Friday, July 18, 2008
In India, the luxuries are cheap the basics are not
I wanted a massage. I wanted my traveler’s checks cashed. I wanted a manicure and a pedicure. And a facial would be nice. I told my sister this. No problems she said. She made a few phone calls. I got a nice massage at home yesterday for a few bucks. Some money exchange guy came to my place in the evening with wads of money. He took my traveler’s checks and gave me the cash. I think that the beautician comes home today. My sister is going to call a tailor who will come to my house, takes measurements and stitch some clothes for me. She is also going to ask a jewelry repair guy to come to my place and get all my broken jewelry fixed. All this while I am shopping, eating or watching a bollywood movie.
Oh the luxuries. They are so easy to come by in this country. All you need is to make a few phone calls. My sister is an expert at doing this. Luxuries are so cheap here. In US, I pay 80 dollars to get a massage. Here, it is only a couple of bucks. I want to move here. I really do.
But then my sister reminds me that the basics are not so cheap. And you can never rely on them. Things we take for granted in USA like electricity and water are extremely expensive. And you can never depend on them. Electricity goes off for hours every day. You never know when. You can have 3 air conditioners in your house. But what good is it if there is no electricity to turn them on? Sure everyone has a backup generator. But then it can only pump so much juice so you have to forgo the air conditioners.
Getting clean running water too can be a challenge. You can live in a mansion and install the latest shower system and Jacuzzis in the bathrooms. But the water will trickle down the shower head. And it may stop completely while you are shampooing your hair.
My sister told me that when they built their house, they had to drill for a well. (I don’t know the technical terms). But they had to do something. But after a few years, they needed to go through the drilling process again. It cost thousands of rupees. But they paid for it. Unfortunately, the water that came from the well was very bad. It was salty and tasted very strange. So they paid more money to drill another hole. The water was a little better. They can use it but never drink it. They can never drink water from the tap. They have to boil it first and run it through water filters. Every single day.
In Mumbai (Bombay), the entire city had no water for a day. But mumbai-ites took it with stride. They filled up pots and pans with water. Most apartment complexes have a water tank. So they could take showers. And flush toilets.
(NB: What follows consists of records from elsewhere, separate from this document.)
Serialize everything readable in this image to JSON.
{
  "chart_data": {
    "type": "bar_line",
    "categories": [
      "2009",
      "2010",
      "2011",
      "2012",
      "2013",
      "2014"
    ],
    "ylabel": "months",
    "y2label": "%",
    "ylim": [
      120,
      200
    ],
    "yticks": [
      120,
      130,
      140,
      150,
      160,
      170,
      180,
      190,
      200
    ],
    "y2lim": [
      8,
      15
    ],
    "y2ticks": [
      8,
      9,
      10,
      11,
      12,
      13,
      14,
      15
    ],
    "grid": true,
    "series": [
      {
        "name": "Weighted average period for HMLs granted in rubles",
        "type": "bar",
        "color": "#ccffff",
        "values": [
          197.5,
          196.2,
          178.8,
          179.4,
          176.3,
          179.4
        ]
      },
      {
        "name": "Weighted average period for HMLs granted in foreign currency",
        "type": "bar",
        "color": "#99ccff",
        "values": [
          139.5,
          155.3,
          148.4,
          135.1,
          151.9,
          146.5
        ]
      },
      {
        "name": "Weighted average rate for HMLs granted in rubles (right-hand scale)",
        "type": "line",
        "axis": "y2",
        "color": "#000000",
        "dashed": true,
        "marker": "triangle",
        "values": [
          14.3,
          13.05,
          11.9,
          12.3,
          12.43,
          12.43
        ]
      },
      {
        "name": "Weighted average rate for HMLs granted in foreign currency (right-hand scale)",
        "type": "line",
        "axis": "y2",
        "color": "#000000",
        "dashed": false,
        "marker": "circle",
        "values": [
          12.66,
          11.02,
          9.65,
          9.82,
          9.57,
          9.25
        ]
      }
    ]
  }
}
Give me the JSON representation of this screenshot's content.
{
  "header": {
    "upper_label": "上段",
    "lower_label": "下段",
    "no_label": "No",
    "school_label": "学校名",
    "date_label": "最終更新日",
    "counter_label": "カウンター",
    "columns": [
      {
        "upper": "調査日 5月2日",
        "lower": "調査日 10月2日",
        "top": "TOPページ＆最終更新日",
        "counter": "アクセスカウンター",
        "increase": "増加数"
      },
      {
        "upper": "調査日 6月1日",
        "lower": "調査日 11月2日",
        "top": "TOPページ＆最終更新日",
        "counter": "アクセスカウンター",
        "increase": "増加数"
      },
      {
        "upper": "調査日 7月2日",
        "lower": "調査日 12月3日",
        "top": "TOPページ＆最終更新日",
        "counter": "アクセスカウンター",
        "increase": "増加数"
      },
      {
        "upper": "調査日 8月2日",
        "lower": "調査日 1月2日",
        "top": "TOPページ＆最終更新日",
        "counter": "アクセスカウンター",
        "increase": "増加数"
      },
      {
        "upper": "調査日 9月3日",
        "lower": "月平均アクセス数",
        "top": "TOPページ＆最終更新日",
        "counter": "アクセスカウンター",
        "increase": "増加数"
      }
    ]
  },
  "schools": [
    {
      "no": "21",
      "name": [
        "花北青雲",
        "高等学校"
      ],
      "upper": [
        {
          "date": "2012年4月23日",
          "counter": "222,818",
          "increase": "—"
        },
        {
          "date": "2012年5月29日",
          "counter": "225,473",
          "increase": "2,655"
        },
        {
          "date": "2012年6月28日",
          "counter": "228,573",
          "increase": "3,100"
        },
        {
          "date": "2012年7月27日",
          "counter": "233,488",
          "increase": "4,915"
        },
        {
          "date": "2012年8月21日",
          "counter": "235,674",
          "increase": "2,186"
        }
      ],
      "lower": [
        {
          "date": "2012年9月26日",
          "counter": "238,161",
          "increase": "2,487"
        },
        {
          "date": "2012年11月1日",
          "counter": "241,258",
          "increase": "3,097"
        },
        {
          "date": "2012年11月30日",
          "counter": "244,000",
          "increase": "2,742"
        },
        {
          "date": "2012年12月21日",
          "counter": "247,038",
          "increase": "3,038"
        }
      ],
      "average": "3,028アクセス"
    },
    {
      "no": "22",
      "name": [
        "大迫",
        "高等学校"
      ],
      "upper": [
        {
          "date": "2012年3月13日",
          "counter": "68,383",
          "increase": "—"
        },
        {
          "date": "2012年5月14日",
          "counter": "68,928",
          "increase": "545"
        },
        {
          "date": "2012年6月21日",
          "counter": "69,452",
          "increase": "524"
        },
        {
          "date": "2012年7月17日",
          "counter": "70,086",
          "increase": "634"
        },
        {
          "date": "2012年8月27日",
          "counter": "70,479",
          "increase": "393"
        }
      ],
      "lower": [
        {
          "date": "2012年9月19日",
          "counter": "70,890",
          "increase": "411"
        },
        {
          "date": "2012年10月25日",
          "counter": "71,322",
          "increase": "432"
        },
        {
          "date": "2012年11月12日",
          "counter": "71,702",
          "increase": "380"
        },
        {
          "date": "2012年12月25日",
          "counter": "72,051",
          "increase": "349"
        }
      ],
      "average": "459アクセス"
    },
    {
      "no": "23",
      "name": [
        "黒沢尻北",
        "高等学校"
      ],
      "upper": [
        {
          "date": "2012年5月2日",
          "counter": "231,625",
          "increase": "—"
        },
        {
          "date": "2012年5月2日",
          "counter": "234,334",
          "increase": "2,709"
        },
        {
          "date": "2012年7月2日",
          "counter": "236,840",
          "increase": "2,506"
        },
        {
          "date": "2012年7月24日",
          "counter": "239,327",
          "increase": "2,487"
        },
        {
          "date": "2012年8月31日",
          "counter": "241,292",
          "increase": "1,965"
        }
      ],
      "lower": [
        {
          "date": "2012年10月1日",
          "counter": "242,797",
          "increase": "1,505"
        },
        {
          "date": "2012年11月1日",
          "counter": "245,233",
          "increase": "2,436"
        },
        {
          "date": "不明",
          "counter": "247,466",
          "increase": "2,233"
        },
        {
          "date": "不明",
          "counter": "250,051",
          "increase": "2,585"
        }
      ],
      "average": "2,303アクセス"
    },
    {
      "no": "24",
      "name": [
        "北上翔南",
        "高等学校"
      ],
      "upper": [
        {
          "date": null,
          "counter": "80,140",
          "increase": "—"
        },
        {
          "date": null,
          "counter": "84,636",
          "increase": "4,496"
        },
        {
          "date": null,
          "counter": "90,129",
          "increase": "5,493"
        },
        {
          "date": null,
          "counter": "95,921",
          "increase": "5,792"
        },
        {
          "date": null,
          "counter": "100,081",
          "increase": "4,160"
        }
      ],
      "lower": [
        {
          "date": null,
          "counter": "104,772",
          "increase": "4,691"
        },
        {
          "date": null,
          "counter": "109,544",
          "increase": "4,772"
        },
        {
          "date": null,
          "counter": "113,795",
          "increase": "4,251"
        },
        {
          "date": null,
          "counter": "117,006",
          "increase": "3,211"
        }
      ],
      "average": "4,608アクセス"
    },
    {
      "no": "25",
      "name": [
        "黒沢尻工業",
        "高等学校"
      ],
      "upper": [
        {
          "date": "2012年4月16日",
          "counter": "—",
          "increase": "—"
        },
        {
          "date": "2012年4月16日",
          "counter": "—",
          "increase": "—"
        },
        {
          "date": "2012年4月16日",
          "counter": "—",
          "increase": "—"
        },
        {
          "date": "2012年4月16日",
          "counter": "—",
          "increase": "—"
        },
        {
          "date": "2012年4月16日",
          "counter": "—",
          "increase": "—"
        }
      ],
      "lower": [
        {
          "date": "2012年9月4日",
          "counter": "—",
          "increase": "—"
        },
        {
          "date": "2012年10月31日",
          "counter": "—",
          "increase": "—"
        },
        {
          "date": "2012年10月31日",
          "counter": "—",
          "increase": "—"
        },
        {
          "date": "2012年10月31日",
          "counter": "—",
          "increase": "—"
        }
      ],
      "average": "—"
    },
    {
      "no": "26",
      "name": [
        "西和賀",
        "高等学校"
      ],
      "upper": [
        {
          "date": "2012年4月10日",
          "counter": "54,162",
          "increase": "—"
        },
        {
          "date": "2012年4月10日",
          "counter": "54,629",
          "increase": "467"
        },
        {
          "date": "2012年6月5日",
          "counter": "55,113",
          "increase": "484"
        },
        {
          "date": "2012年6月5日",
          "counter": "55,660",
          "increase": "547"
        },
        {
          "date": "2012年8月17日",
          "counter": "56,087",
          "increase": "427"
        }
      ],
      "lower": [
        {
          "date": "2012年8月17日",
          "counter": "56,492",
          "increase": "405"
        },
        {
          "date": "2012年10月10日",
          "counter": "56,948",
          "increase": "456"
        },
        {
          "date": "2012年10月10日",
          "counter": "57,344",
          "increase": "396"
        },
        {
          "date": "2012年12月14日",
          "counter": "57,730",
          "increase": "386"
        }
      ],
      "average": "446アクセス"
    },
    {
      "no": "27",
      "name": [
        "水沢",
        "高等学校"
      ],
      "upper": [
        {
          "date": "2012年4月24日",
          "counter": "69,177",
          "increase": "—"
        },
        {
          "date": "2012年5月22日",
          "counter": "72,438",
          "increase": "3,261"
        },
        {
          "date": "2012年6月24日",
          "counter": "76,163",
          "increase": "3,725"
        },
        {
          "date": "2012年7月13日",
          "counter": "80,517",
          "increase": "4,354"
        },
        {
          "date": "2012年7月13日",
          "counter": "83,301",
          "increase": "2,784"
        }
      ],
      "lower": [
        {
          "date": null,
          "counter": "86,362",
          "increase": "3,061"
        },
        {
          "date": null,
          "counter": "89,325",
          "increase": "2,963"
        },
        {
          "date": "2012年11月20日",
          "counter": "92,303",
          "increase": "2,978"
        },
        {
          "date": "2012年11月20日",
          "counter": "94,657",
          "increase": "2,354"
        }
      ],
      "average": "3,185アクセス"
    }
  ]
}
Luxuries are cheap and easily available. McDonalds delivers food to your door step in Delhi. Even if you want a vegetarian burger for about twenty rupees (30 cents). You can also order gourmet meals from restaurants and they will deliver the food. Last minute guests? No problems. Call the shop in the neighborhood and order fresh samosas. They will deliver in ten minutes. Rental cars come with drivers. If you give the driver a 3 dollar tip, they will make sure that you have the most pleasant experience.
But life for the common man is full of struggles here. The days begins with dealing with water and electricity problems. Then the transportation. While Bombay has good public transportation, Delhi does not. In Delhi, at any given point, you can see jam packed buses. If you get a seat in a bus, it is a luxury. You are having a good day. Jobs are very hard to come by. Rent is very expensive. Food is very expensive. About sixty percent of one’s income is spent on food. Eating chicken for dinner is a luxury.
Luxury is a relative word. What is luxury for me, is often way beyond the reach of the common man here. I take things for granted. Like electricity. Blackouts make the evening news in USA. Here, It is an everyday occurrence. Getting the basics are a luxury. Getting the luxuries are a basic thing and almost a necessity. Need someone to come to your house and give you a massage for 3 dollars? Sure thing. Need 24 hours of running water and electricity? Well… good luck!